By Tom Westbrook
The greenback rose about 0.2% against the yen, euro and pound in trade thinned by holidays in China and Japan. It stepped up slightly further against the trade-sensitive Australian and New Zealand counterparts while the dollar index against a basket of major rivals added 0.2% to 91.151.
The advances partly reverse Monday’s losses and leave the index about 0.8% above a one-month low struck last week. Traders said its next moves hinge on U.S. labour data due Friday and clues in the interim about the thinking of Federal Reserve policymakers.
The euro last sat at $1.2036 while a dollar bought 109.29 yen. The Aussie dollar was 0.3% softer at $0.7740 and the kiwi down 0.4% to $0.7171. [AUD/]
“Markets will not be comfortable pushing the dollar all the way down given this in-your-face U.S. outperformance, and how much longer this may last given outbreaks happening elsewhere,” said Mizuho economist Vishnu Varathan in Singapore.
“If incoming data, whether its services ISM or payrolls shows job creation continues to be strong…I think markets will start gravitating towards the idea that the Fed could move sooner (than projected),” he said, referring to rate rises.
Benchmark ten-year U.S. Treasury yields had dropped on Monday following softer-than-expected U.S. manufacturing data and reassurance from New York Fed President John Williams that the recovery so far is “not nearly enough” to prompt monetary policy tightening.
But the detail in the Institute of Supply Management’s survey showed transport snarls and raw material shortages caused the dip in output, rather than any faltering demand and there are hints of division at the Fed over the best course of action.
Dallas Fed President Robert Kaplan caused a stir on Friday by calling for beginning the conversation about tapering. He is due to appear again at a Q&A session at 1700 GMT on Tuesday and a slew of Fed speakers are scheduled to talk in coming days.
“Non-voting hawks like Kaplan and (Loretta) Mester could repeat Kaplan’s call for a conversation about tapering,” Westpac analysts said in a note.
“The Fed’s dovish influential core won’t have any of it, but expectations for solid U.S. data this week and likely more hawkish regional Fedspeak leave the dollar index positioned for more two-way price action.”
Elsewhere central bank meetings are coming in to focus. The Aussie dollar was unmoved by an expected decision from the Reserve Bank of Australia on Tuesday to leave policy settings unchanged. The bank did, however, upgrade some headline economic forecasts and more detailed projections are due on Friday.

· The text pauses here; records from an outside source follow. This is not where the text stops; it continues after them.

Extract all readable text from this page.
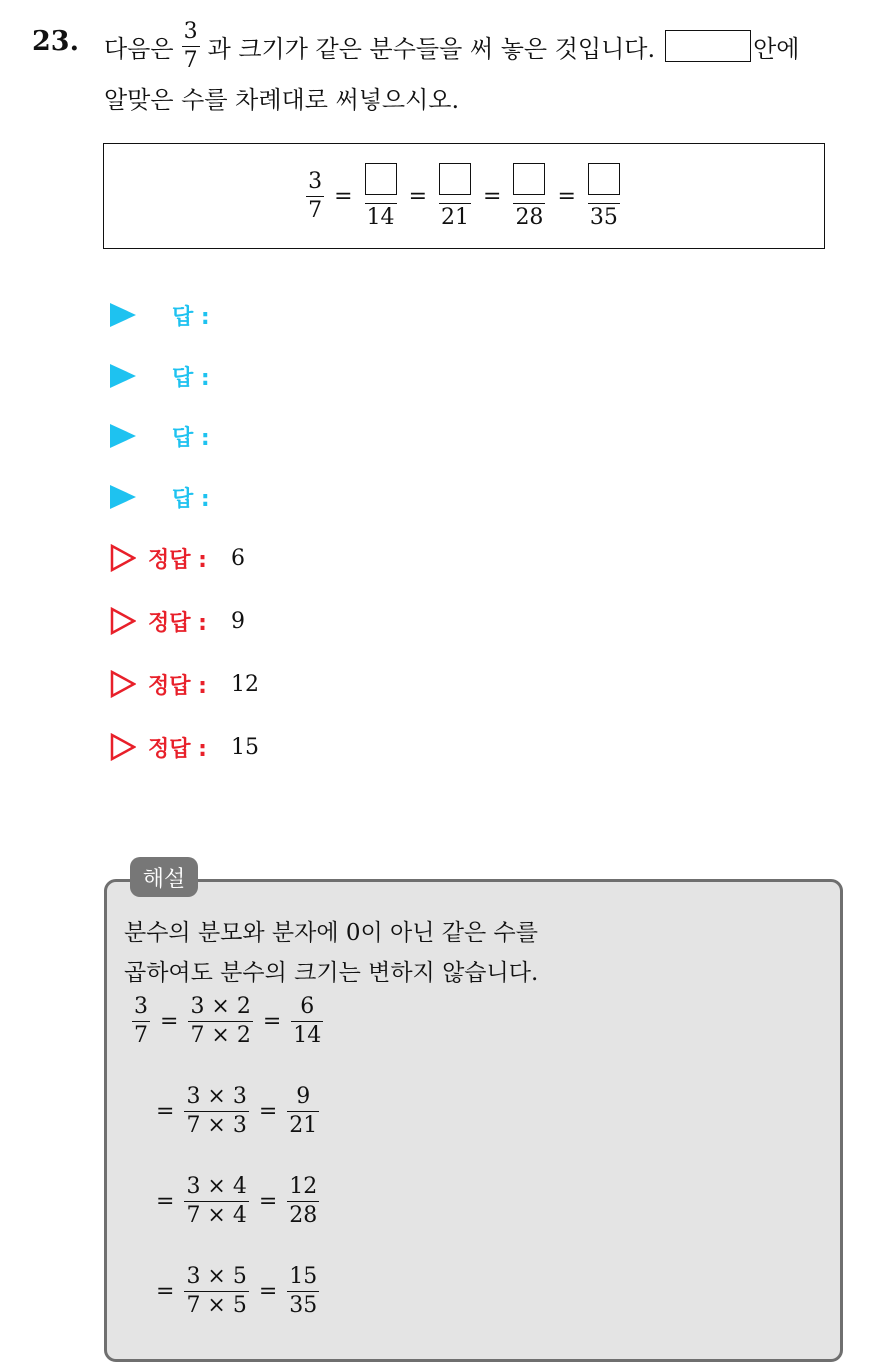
23. 다음은 $\frac{3}{7}$ 과 크기가 같은 분수들을 써 놓은 것입니다.	안에
알맞은 수를 차례대로 써넣으시오.
$\frac{3}{7}$ =
14
=
21
=
28
=
35
답 :
답 :
답 :
답 :
정답 : 6
정답 : 9
정답 : 12
정답 : 15
해설
분수의 분모와 분자에 0이 아닌 같은 수를
곱하여도 분수의 크기는 변하지 않습니다.
$\frac{3}{7} = \frac{3 \times 2}{7 \times 2} = \frac{6}{14}$
= $\frac{3 \times 3}{7 \times 3} = \frac{9}{21}$
= $\frac{3 \times 4}{7 \times 4} = \frac{12}{28}$
= $\frac{3 \times 5}{7 \times 5} = \frac{15}{35}$
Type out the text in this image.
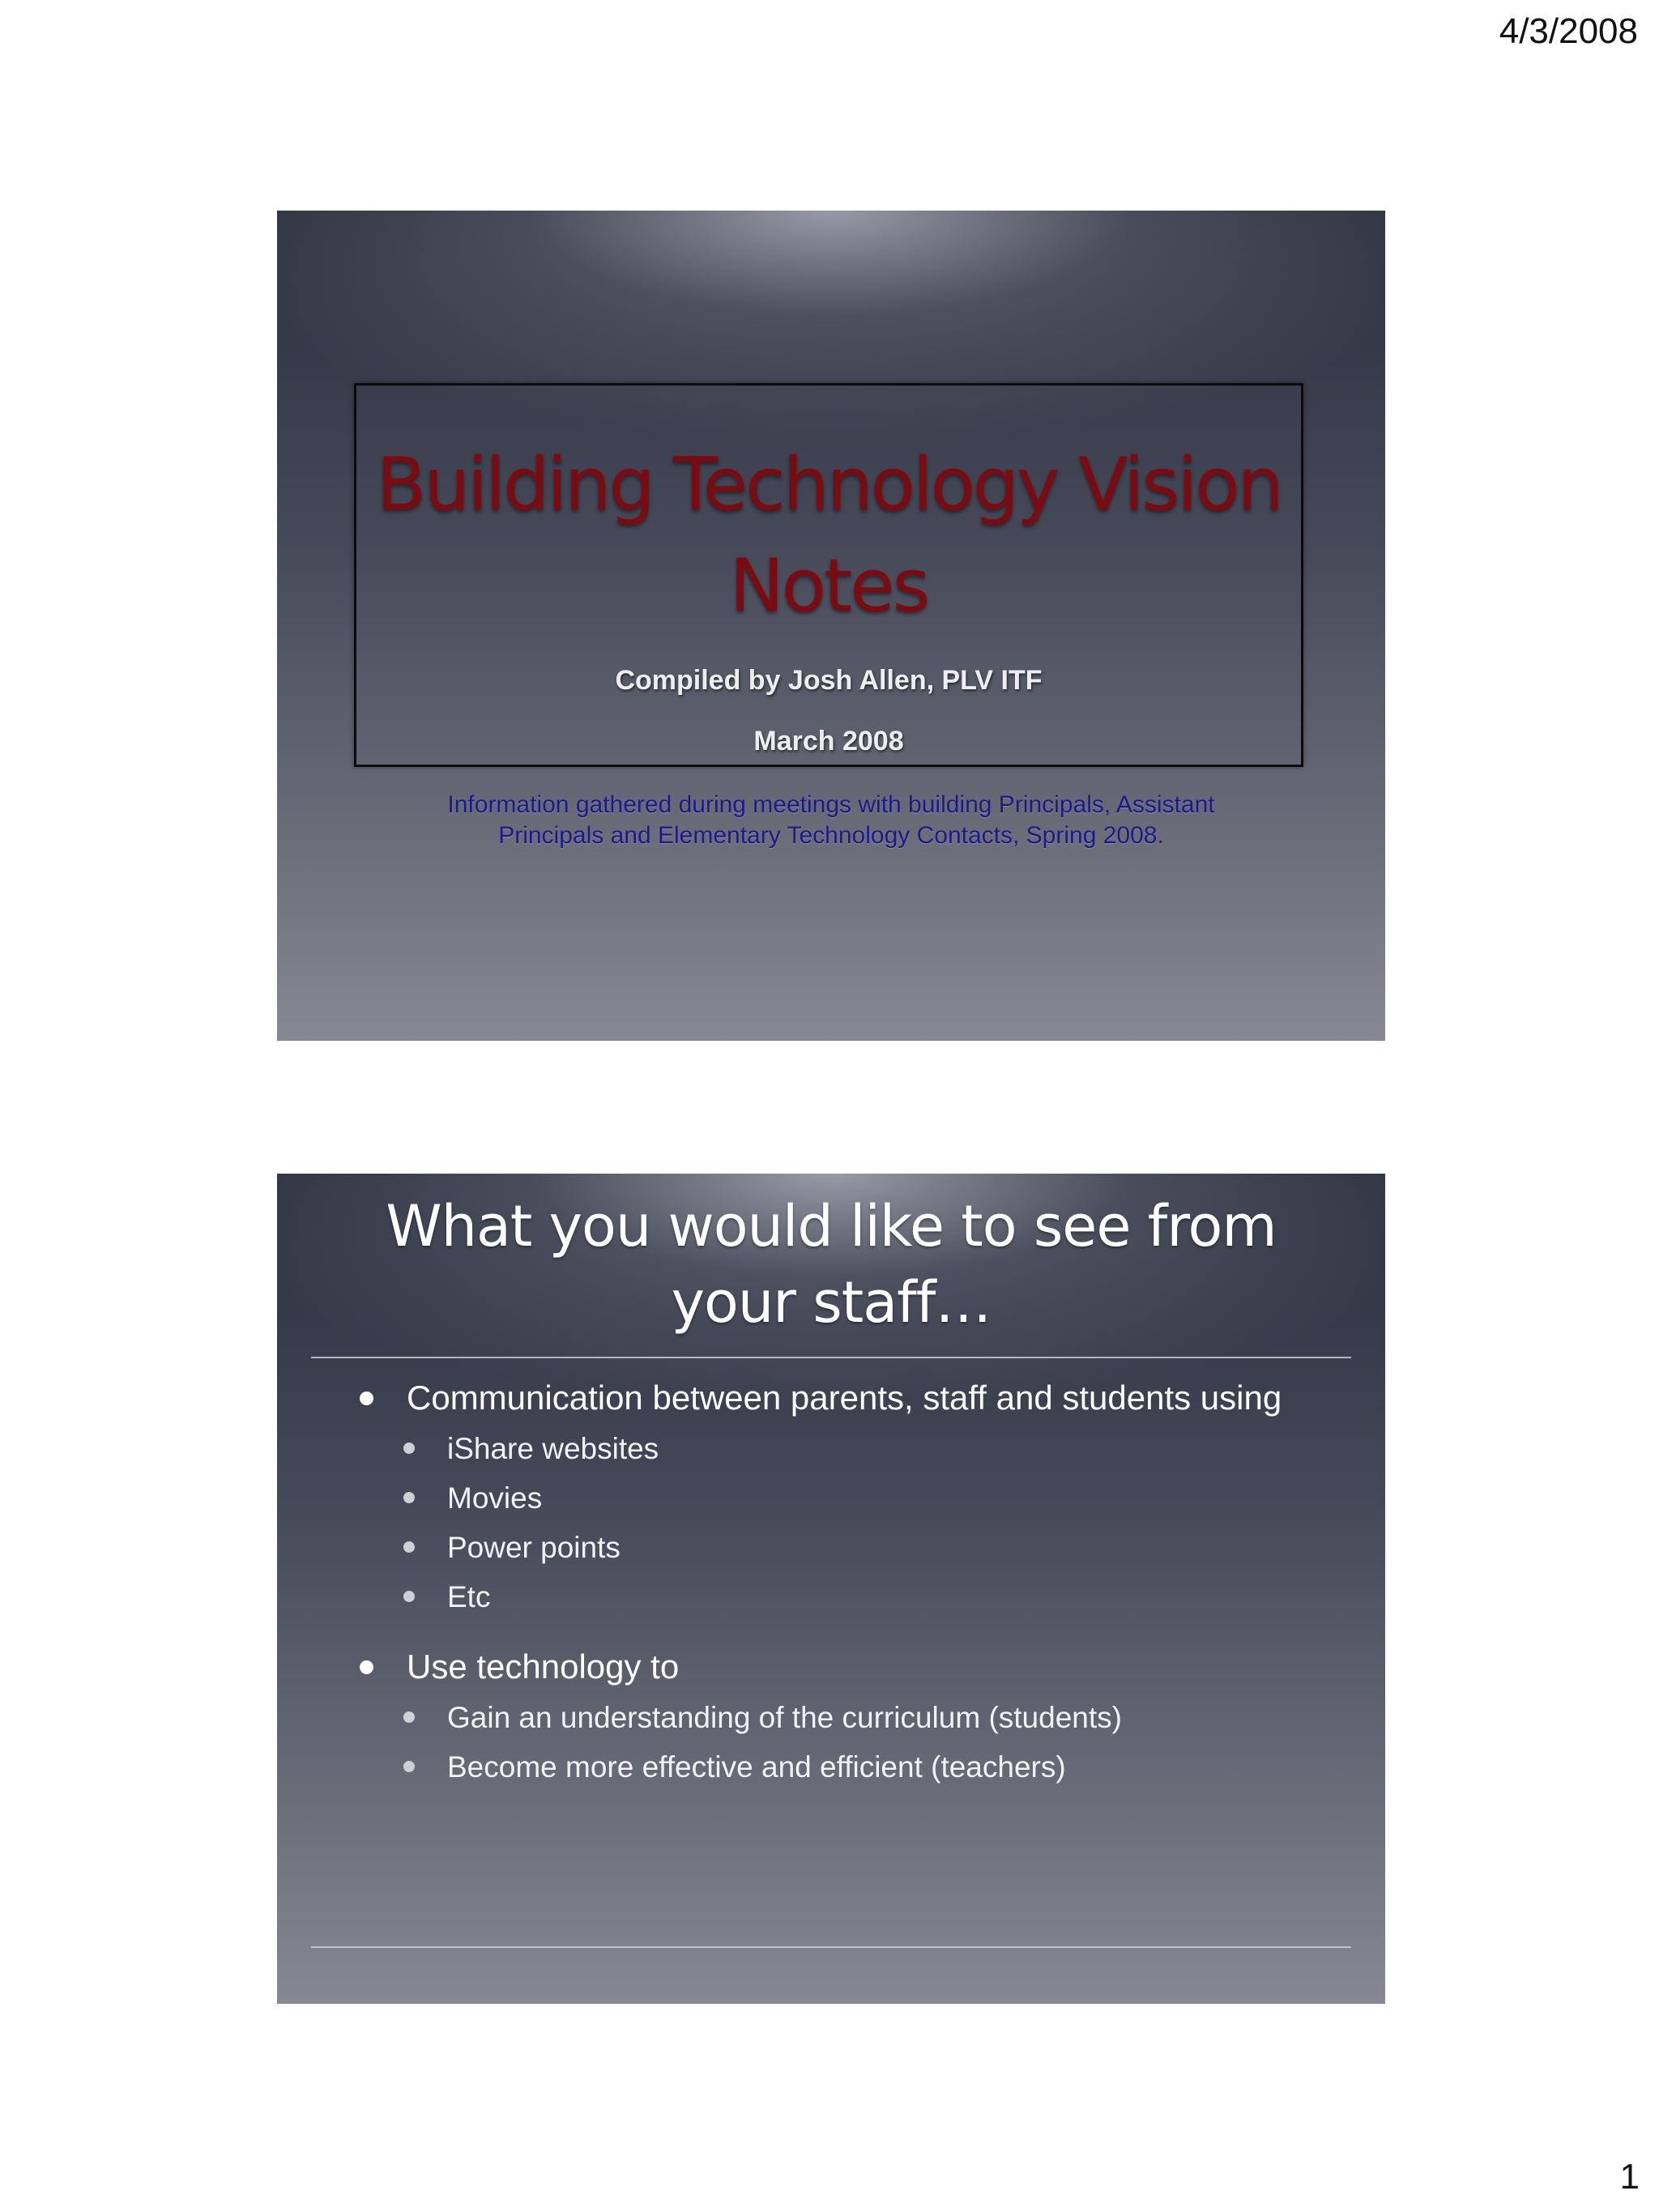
4/3/2008
Building Technology Vision
Notes
Compiled by Josh Allen, PLV ITF
March 2008
Information gathered during meetings with building Principals, Assistant
Principals and Elementary Technology Contacts, Spring 2008.
What you would like to see from
your staff…
Communication between parents, staff and students using
iShare websites
Movies
Power points
Etc
Use technology to
Gain an understanding of the curriculum (students)
Become more effective and efficient (teachers)
1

Sterling dipped marginally to $1.3870 with a Bank of England meeting on Thursday the main event in traders’ diaries. Analysts reckon the bank might announce a slowdown in its bond buying programme as vaccinations have bolstered Britain’s economy.
“The rapidly improving economic outlook in the UK amid general dollar weakness may just be the catalyst to move sterling back above 1.40 in the coming weeks,” said Commonwealth Bank of Australia analyst Kim Mundy.
Elsewhere cryptocurrency ether powered to another record peak, this time nearing $3,500 as speculators drive white-hot crypto markets higher. It last sat at $3,373.